The discussion of Zoom caused me to look into what FaceTime does. AFAIKT, there is no protection against MITM attacks by Apple against FaceTime. So in the end we have to trust Apple much like we have to trust Zoom. Of course one of those parties might be a lot more trustworthy than the other but the point still stands. For the sort of protection that e2e can provide the user has to have the ability to verify who they are talking to. Both Apple and Zoom are misleading by omission, one more than the other.
This article is rather badly written, it puts the most important part in the second to last sentence, almost as an afterthought.
Plus Caesar encryption is a bad example, since it's so bad that you can actually compress the ciphertext using standard lossless compression algorithms.
I agree there are complications that e2e adds that makes it pretty much unfeasible for something like Zoom. But why is client-side compression not a solution to the problem statement here?
Assume you are on a call with three other people. Alice has a solid connection and you can deliver best quality video to her, Bob is on a low bandwidth connection from home and you will need a better compression ratio for him because he can't handle full bandwidth, while Carol is on a shit mobile connection that has high latency, low bandwidth, and drops packets.

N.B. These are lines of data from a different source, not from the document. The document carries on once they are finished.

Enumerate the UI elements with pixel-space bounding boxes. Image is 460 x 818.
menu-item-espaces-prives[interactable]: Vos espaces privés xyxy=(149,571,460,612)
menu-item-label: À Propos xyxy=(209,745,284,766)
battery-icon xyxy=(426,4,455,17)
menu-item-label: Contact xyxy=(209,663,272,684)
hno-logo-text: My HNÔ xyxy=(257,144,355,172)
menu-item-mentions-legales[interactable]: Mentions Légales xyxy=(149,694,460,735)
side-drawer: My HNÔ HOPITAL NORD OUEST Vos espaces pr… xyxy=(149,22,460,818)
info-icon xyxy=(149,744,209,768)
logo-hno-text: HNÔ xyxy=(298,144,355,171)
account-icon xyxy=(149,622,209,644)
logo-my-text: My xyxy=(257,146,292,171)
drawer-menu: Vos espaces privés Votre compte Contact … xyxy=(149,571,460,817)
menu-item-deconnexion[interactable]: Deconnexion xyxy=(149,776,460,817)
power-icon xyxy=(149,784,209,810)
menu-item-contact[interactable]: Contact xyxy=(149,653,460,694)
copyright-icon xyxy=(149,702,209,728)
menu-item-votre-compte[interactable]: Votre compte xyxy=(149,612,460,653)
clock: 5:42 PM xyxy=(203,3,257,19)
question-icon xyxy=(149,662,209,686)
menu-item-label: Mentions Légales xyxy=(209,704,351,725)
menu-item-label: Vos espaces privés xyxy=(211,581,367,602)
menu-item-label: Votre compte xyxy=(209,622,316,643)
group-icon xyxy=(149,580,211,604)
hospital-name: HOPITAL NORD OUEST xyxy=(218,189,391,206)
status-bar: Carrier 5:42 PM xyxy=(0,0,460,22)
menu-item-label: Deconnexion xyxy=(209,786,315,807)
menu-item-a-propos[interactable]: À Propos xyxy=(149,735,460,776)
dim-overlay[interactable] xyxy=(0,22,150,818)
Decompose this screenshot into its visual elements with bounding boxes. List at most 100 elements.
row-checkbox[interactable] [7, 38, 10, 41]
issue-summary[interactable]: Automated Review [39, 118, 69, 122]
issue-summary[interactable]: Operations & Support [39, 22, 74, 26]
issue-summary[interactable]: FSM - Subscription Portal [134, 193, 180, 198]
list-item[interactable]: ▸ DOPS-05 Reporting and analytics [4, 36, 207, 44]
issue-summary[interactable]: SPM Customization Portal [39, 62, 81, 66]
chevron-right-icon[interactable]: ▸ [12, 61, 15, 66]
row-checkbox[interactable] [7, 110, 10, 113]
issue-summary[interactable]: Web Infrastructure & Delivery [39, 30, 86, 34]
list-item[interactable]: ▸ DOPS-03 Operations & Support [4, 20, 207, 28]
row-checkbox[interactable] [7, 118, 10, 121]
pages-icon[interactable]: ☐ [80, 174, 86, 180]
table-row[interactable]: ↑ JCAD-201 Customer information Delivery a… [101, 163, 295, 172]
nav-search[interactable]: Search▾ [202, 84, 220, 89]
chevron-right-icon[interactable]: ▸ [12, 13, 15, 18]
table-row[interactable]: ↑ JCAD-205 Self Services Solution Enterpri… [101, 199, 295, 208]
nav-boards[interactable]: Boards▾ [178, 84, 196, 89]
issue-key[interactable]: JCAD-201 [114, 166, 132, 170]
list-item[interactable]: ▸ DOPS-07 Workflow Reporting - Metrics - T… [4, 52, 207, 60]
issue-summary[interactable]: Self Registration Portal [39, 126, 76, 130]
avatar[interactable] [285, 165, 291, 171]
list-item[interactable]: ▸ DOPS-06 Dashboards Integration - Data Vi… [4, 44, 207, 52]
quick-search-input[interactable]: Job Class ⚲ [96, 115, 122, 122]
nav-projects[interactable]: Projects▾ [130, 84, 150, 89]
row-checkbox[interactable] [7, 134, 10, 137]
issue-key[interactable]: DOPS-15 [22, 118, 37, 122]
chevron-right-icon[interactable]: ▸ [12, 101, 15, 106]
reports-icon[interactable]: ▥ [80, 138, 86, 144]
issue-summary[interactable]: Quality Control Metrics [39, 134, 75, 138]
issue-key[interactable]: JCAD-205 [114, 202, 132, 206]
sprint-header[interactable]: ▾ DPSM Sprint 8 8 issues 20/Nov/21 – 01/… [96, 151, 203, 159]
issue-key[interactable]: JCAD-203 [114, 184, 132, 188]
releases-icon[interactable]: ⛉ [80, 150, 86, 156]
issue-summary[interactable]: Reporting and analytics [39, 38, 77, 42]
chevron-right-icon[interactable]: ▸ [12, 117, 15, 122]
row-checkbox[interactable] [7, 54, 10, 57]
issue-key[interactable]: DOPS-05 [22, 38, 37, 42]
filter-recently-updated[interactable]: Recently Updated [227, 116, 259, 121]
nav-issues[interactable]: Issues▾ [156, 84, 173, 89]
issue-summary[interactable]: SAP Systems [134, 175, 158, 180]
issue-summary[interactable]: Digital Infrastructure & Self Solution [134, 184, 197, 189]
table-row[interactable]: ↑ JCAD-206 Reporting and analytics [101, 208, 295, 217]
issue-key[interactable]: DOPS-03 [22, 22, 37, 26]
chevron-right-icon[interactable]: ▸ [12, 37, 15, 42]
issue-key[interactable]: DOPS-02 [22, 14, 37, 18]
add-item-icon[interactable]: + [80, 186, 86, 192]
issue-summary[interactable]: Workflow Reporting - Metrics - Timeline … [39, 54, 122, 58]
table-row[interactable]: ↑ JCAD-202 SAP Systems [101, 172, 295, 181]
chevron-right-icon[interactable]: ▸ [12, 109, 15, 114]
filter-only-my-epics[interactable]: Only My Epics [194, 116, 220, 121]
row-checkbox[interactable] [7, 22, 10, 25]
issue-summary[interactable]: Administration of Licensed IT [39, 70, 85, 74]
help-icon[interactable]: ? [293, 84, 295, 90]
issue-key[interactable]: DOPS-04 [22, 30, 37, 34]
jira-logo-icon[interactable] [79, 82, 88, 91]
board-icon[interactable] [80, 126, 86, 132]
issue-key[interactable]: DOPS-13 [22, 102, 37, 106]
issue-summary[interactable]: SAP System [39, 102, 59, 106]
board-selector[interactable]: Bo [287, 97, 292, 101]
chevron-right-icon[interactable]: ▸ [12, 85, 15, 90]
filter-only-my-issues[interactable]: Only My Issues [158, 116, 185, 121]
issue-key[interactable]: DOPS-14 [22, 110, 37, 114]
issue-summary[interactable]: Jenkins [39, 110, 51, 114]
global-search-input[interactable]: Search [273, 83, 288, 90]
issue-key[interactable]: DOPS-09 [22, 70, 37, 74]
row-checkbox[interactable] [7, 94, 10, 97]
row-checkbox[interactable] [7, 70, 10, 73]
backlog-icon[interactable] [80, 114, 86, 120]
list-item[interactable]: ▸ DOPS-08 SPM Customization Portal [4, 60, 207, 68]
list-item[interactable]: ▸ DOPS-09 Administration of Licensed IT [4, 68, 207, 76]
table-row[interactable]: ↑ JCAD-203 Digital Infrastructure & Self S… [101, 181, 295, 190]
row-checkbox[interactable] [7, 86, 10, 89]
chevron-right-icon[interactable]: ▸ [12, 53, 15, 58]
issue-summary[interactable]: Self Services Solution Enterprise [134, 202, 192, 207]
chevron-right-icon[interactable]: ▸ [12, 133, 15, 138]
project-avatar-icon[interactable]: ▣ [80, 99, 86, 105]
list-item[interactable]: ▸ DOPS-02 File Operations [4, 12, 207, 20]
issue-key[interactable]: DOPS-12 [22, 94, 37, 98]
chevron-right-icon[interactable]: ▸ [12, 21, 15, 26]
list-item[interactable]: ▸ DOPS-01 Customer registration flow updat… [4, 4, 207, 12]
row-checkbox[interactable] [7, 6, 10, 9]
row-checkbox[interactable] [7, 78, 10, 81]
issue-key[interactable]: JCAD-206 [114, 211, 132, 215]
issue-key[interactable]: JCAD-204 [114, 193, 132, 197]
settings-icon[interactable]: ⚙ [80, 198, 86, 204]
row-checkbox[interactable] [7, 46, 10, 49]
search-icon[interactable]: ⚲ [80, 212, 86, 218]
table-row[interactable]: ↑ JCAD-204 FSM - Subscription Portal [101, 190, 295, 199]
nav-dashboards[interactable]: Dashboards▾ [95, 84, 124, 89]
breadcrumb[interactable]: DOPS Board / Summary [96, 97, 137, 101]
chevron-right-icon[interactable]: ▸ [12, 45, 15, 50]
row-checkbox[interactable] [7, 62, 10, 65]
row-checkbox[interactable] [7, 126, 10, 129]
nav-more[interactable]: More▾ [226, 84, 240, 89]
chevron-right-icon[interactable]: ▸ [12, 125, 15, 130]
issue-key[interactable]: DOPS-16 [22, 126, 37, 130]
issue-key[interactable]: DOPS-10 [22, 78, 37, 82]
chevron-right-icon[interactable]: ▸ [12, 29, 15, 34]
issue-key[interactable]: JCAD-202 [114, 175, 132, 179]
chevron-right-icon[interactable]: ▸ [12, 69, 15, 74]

For each of these you would want a different encoding scheme and possibly very different packet sizes, but if you are sending it from your desktop at home you would basically be sending almost 3X the amount of data to handle the three different streams (plus the additional CPU for all of the different compression steps) -- Zoom sends one stream to their servers and then re-broadcasts at different compression levels and different packet schemes to give the best result for each user.
Justifiable, but in no way shape or form is this E2E encrypted and any company that makes this claim is committing fraud.
The tl;dr of "Zoom E2E Encryption Explained Like You're 5" is rather simple: "It isn't E2E encrypted"
"Explained Like You're 5 and don't care about the way things actually work".
Read about Scalable Video Codecs (H.264SVC, HEVC, VP9, AV1), SFU vs MCU architectures and then try again. The real reason end-to-end encryption is hard with SFU-mediated multiparty is very different from what is being described.
Also, there are possibilitys to archive this while still beein usable. Apples FaceTime does support E2E encryption for video calls.